Vendredi, la justice frappe en plein cœur de la Coupe du monde. La Cour d’appel confirme le renvoi d’Achraf Hakimi devant une cour criminelle. Le capitaine marocain doit répondre d’une accusation de viol datant de 2023. Désormais, six magistrats au total estiment les charges suffisantes pour ce procès. Pourtant, le joueur du PSG continue de clamer son innocence avec force.
Par le journaliste Roland Olouba Oyabi
Achraf Hakimi attend « enfin » de pouvoir s’exprimer
À peine la décision tombée, le joueur de 27 ans réagit immédiatement sur X. Il affirme attendre le procès « avec impatience ». « Enfin, je pourrai parler », assure-t-il sans détour. Néanmoins, la date du procès reste pour l’instant inconnue. Son avocate, Me Fanny Colin, reste prudente sur un éventuel pourvoi en cassation. « Cette confirmation était attendue », rappelle-t-elle, défendant un client « ferme dans sa défense ».
La défense dénonce une « justice de classe à l’envers »
D’ailleurs, Me Colin va plus loin dans sa critique judiciaire. Elle évoque une « justice de classe à l’envers » qui viserait son client. Selon elle, l’enquête n’aurait démarré qu’après la médiatisation d’une simple main courante. Or, cette exposition découlerait uniquement de la notoriété du footballeur. Le club parisien, lui, reste discret publiquement mais protège son joueur en coulisses, invoquant la présomption d’innocence.

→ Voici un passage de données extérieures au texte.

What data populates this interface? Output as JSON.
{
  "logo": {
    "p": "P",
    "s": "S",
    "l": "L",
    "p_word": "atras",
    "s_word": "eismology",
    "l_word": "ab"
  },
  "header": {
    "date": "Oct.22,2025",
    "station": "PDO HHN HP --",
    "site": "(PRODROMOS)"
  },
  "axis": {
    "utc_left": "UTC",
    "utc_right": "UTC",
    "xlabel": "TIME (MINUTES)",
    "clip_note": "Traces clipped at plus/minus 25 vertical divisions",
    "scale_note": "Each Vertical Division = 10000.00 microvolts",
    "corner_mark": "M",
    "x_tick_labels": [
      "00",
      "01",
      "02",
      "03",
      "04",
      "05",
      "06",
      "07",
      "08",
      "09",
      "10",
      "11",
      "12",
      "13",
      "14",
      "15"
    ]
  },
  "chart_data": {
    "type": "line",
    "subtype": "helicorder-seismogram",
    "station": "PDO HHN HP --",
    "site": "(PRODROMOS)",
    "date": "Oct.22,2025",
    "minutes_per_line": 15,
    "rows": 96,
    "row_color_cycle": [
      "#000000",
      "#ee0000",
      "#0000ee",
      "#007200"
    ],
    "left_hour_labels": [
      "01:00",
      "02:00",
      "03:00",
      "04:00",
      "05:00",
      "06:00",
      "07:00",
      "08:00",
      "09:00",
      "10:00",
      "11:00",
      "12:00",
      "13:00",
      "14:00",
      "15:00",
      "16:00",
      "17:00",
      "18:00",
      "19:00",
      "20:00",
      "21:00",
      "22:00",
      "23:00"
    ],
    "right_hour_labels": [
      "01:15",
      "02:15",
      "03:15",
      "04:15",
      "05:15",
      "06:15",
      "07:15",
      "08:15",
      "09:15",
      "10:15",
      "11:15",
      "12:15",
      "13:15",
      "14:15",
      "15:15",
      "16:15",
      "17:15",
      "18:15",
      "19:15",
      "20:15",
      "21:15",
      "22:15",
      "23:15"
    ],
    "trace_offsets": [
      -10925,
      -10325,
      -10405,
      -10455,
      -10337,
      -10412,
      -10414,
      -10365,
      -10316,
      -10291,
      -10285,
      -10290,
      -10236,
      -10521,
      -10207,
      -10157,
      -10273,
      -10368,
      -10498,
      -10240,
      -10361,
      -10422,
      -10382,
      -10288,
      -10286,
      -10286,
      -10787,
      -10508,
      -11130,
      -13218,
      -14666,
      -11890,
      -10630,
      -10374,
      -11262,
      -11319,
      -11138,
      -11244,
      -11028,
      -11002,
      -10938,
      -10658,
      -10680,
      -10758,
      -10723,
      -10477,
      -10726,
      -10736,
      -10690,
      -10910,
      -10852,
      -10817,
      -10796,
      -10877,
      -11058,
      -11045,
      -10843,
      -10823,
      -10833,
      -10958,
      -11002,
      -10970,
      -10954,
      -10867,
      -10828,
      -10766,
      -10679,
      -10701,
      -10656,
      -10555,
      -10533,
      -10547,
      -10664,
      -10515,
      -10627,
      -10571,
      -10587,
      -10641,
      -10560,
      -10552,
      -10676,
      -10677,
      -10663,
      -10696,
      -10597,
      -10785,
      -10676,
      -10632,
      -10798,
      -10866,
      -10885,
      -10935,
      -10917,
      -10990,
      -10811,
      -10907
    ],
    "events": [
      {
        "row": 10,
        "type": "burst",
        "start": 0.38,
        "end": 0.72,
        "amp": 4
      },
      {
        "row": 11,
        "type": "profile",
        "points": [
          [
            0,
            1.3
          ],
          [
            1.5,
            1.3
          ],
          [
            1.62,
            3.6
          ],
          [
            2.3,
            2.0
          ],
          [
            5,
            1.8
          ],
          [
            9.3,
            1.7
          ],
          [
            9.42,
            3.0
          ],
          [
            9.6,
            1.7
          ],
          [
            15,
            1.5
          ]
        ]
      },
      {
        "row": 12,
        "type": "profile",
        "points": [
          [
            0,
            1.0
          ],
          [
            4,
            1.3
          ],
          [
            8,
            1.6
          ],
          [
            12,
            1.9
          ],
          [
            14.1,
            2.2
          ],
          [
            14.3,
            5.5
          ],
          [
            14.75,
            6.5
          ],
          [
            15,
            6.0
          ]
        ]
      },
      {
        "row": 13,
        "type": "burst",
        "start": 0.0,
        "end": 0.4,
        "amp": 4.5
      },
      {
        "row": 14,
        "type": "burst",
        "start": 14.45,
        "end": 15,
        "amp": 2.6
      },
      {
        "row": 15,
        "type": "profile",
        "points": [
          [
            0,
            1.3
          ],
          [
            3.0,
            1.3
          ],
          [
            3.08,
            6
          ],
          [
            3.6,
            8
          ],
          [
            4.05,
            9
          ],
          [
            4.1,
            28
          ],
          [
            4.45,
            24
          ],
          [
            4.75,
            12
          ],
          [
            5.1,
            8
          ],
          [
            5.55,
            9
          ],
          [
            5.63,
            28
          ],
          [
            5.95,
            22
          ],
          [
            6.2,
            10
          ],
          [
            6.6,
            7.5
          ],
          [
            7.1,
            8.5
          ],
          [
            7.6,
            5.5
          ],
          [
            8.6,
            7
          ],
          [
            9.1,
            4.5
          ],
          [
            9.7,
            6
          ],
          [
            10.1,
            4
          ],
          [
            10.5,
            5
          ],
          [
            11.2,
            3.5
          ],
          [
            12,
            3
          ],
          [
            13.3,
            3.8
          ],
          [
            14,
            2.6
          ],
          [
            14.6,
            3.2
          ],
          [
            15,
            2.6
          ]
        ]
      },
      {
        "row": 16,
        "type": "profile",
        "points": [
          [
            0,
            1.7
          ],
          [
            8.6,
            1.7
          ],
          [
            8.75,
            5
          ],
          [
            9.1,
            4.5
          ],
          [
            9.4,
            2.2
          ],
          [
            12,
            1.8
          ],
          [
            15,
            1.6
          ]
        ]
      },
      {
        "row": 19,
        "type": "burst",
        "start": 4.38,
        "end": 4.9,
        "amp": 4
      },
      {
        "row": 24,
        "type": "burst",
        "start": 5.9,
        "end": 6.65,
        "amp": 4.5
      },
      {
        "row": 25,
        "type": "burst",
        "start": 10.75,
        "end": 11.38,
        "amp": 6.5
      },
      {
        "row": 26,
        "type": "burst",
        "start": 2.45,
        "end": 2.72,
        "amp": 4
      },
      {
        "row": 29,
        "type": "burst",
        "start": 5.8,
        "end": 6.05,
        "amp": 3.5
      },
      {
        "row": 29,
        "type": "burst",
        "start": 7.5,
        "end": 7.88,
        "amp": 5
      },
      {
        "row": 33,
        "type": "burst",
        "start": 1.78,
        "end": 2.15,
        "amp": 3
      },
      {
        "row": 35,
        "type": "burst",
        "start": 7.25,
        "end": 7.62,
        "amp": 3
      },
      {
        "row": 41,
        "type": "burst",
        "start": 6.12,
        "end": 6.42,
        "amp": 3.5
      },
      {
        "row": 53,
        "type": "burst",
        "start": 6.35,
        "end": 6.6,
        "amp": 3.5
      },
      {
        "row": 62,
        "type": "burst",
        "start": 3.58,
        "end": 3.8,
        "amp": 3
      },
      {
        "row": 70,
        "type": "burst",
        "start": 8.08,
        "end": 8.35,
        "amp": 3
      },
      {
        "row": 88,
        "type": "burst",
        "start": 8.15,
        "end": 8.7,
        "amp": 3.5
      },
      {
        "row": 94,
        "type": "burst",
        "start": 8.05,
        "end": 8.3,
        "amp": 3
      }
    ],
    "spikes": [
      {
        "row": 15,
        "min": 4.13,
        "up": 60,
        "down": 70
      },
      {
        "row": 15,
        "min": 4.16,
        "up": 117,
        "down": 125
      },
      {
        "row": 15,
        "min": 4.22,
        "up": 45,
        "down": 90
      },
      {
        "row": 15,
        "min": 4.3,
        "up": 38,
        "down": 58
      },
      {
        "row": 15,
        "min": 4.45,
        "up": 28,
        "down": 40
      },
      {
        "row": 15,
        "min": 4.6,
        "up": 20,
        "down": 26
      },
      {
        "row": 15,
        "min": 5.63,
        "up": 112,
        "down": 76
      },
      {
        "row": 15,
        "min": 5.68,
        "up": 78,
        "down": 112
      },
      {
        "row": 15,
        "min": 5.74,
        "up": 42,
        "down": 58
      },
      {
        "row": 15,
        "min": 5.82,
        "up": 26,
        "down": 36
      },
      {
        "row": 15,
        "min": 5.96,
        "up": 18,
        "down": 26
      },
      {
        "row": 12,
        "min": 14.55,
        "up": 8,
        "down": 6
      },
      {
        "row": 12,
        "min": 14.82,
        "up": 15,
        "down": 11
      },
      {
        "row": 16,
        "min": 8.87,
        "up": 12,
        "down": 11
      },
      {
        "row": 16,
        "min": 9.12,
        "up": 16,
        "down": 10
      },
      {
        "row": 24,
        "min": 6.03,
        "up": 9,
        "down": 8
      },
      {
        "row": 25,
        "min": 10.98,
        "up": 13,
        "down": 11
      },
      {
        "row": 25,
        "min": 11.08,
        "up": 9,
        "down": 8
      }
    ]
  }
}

Trois ans de combat pour la plaignante
De son côté, l’avocate de la partie civile savoure une victoire arrachée de haute lutte. « Après plus de trois ans de combat judiciaire, après avoir été calomniée et traînée dans la boue », cette décision apporte enfin un soulagement, indique Me Rachel-Flore Pardo. En effet, Jeanne, le prénom d’emprunt de la plaignante, raconte avoir vécu un véritable calvaire médiatique. La fuite de sa déposition dans la presse reste, dit-elle, le plus grand traumatisme de sa vie.
Un long chemin pour la lutte contre les violences sexuelles
Finalement, cette affaire dépasse le seul destin judiciaire d’Achraf Hakimi. Voir l’accusé acclamé sur les terrains reste douloureux pour la plaignante. « Ce n’est jamais agréable de voir celui qu’elle accuse être ovationné« , souligne Me Pardo. Ainsi, le chemin demeure long pour la lutte contre les violences sexuelles dans le football. Entre présomption d’innocence et quête de vérité, le procès à venir cristallisera tous les regards.